Starring: Natasha Richardson, Hugh Bonneville, Gus Lewis, Ian McKellen, Joss Ackland. Rated R. Natasha Richardson’s Stella,
the despondent British housewife at the center of Asylum, is the very personification of loneliness, caught
in the throes of marital discontent and yearning for passion. Her life is
dreary and mired in routine: After moving to a home within the bounds of a
mental institution with her psychiatrist husband, Max (Hugh Bonneville), and
their 10-year-old son, Charlie (Gus Lewis), she smokes her cigarettes and tends
to her garden, oblivious to others, even those closest to her. She is trapped
in a state of self-imposed isolation, her spirit deadened by neglect. It
comes as little surprise,
then, that she takes an interest in Edgar (Marton Csokas), a ruggedly handsome
mental patient who is mysterious, sullen and deadly. Having been
institutionalized for decapitating his wife, Edgar has spent years under the
dubious care of Cleave (Ian McKellan), a psychiatrist with a devilish glint in
his eyes. Now, however improbably, he is free to roam the nearby countryside,
and it is there that he meets Stella. Misery loves company -- especially when
that company has a killer body and a low-cut neckline -- so when Stella and
Edgar find themselves locked in a sensual embrace during the annual
patient-staff dance, the torrid affair that follows is not at all shocking. Asylum, directed by David
Mackenzie and based on a novel by
Patrick McGrath, presents a stark, effective portrait of one woman’s struggle
against the oppression of her marriage. She rediscovers some kind of passion in
her otherwise joyless trysts, and her life as an adulteress is liberating: At
long last, she can openly embrace her sexuality, a practice frowned upon in
1950’s England. Yet Richardson’s joylessness, as mirrored in her relentlessly
mopey demeanor, is contagious.

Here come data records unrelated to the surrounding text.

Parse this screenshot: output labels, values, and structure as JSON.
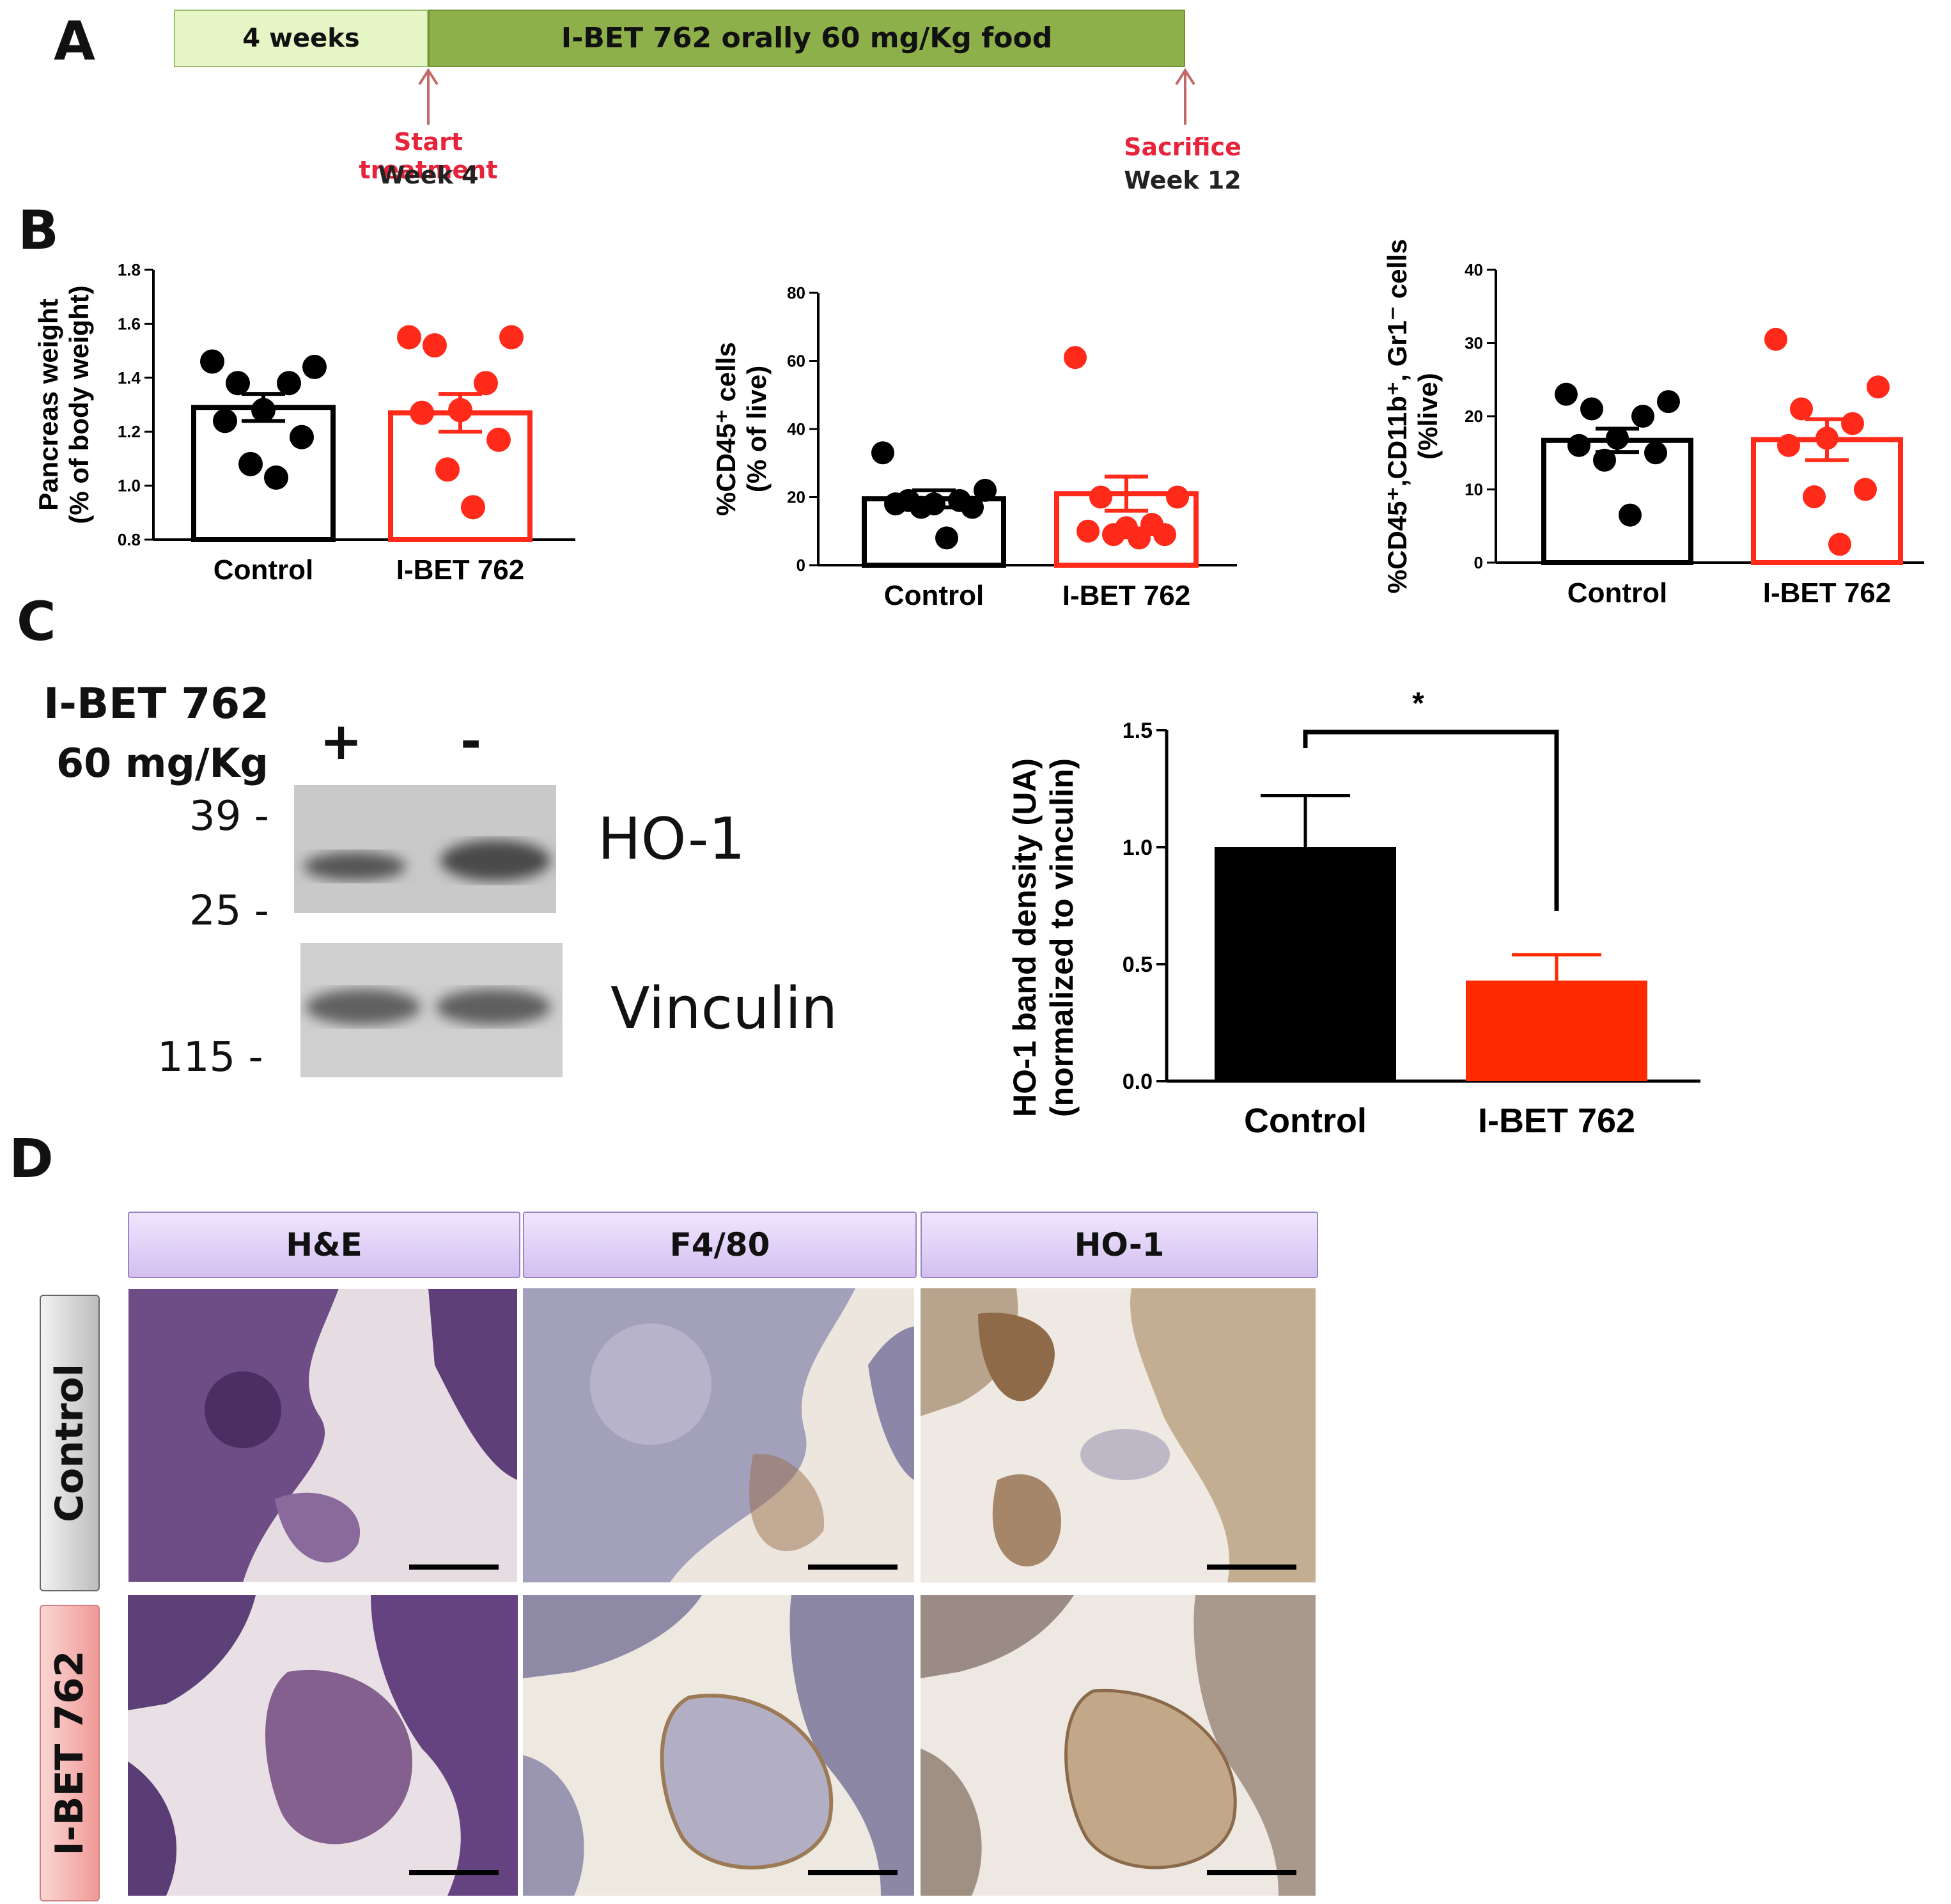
{
  "panel_letters": {
    "a": "A",
    "b": "B",
    "c": "C",
    "d": "D"
  },
  "timeline": {
    "segment1": "4 weeks",
    "segment2": "I-BET 762 orally 60 mg/Kg food",
    "start_label": "Start treatment",
    "start_week": "Week 4",
    "end_label": "Sacrifice",
    "end_week": "Week 12",
    "color_light": "#e6f5c6",
    "color_dark": "#8db04a",
    "arrow_color": "#c06a6a",
    "label_red": "#e8243c"
  },
  "chart_data": [
    {
      "type": "bar",
      "ylabel_lines": [
        "Pancreas weight",
        "(% of body weight)"
      ],
      "categories": [
        "Control",
        "I-BET 762"
      ],
      "ylim": [
        0.8,
        1.8
      ],
      "yticks": [
        "0.8",
        "1.0",
        "1.2",
        "1.4",
        "1.6",
        "1.8"
      ],
      "series": [
        {
          "values": [
            1.29,
            1.27
          ],
          "sem": [
            0.05,
            0.07
          ],
          "colors": [
            "#000000",
            "#ff2a1a"
          ]
        }
      ],
      "points": [
        [
          1.46,
          1.44,
          1.38,
          1.38,
          1.28,
          1.24,
          1.18,
          1.08,
          1.03
        ],
        [
          1.55,
          1.55,
          1.52,
          1.38,
          1.28,
          1.27,
          1.17,
          1.06,
          0.92
        ]
      ],
      "grid": false
    },
    {
      "type": "bar",
      "ylabel_lines": [
        "%CD45⁺ cells",
        "(% of live)"
      ],
      "categories": [
        "Control",
        "I-BET 762"
      ],
      "ylim": [
        0,
        80
      ],
      "yticks": [
        "0",
        "20",
        "40",
        "60",
        "80"
      ],
      "series": [
        {
          "values": [
            19.5,
            21
          ],
          "sem": [
            2.5,
            5
          ],
          "colors": [
            "#000000",
            "#ff2a1a"
          ]
        }
      ],
      "points": [
        [
          33,
          22,
          19,
          19,
          18,
          18,
          17,
          17,
          8
        ],
        [
          61,
          20,
          20,
          12,
          11,
          10,
          9,
          9,
          8
        ]
      ],
      "grid": false
    },
    {
      "type": "bar",
      "ylabel_lines": [
        "%CD45⁺,CD11b⁺, Gr1⁻ cells",
        "(%live)"
      ],
      "categories": [
        "Control",
        "I-BET 762"
      ],
      "ylim": [
        0,
        40
      ],
      "yticks": [
        "0",
        "10",
        "20",
        "30",
        "40"
      ],
      "series": [
        {
          "values": [
            16.7,
            16.8
          ],
          "sem": [
            1.6,
            2.8
          ],
          "colors": [
            "#000000",
            "#ff2a1a"
          ]
        }
      ],
      "points": [
        [
          23,
          22,
          21,
          20,
          17,
          16,
          15,
          14,
          6.5
        ],
        [
          30.5,
          24,
          21,
          19,
          17,
          16,
          10,
          9,
          2.5
        ]
      ],
      "grid": false
    },
    {
      "type": "bar",
      "ylabel_lines": [
        "HO-1 band density (UA)",
        "(normalized to vinculin)"
      ],
      "categories": [
        "Control",
        "I-BET 762"
      ],
      "ylim": [
        0,
        1.5
      ],
      "yticks": [
        "0.0",
        "0.5",
        "1.0",
        "1.5"
      ],
      "series": [
        {
          "values": [
            1.0,
            0.43
          ],
          "sem": [
            0.22,
            0.11
          ],
          "colors": [
            "#000000",
            "#ff2a00"
          ]
        }
      ],
      "annotation": "*",
      "grid": false
    }
  ],
  "western": {
    "treatment_line1": "I-BET 762",
    "treatment_line2": "60 mg/Kg",
    "lane_plus": "+",
    "lane_minus": "-",
    "mw_39": "39 -",
    "mw_25": "25 -",
    "mw_115": "115 -",
    "band1": "HO-1",
    "band2": "Vinculin"
  },
  "histology": {
    "columns": [
      "H&E",
      "F4/80",
      "HO-1"
    ],
    "rows": [
      "Control",
      "I-BET 762"
    ],
    "row_colors": [
      "#c9c9c9",
      "#f2b2b0"
    ],
    "stain_colors": [
      "#7a5a8e",
      "#b8b2c6",
      "#c8b49a"
    ]
  }
}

McGrath, himself the son of
a superintended of Broadmoor, a British home for the criminally insane, has
created a dreary, humorless atmosphere, undoubtedly based on some personal
experience. His tale of misguided love and perverse behavior set against a dry,
clinical background is disturbing at times, and it works nicely as a critique
of the so-called experts in charge of the institution. But it is often
inaccessibly bleak, and the only one having any fun seems to be McKellan, whose
devious doctor injects the slightest bit of life into the proceedings.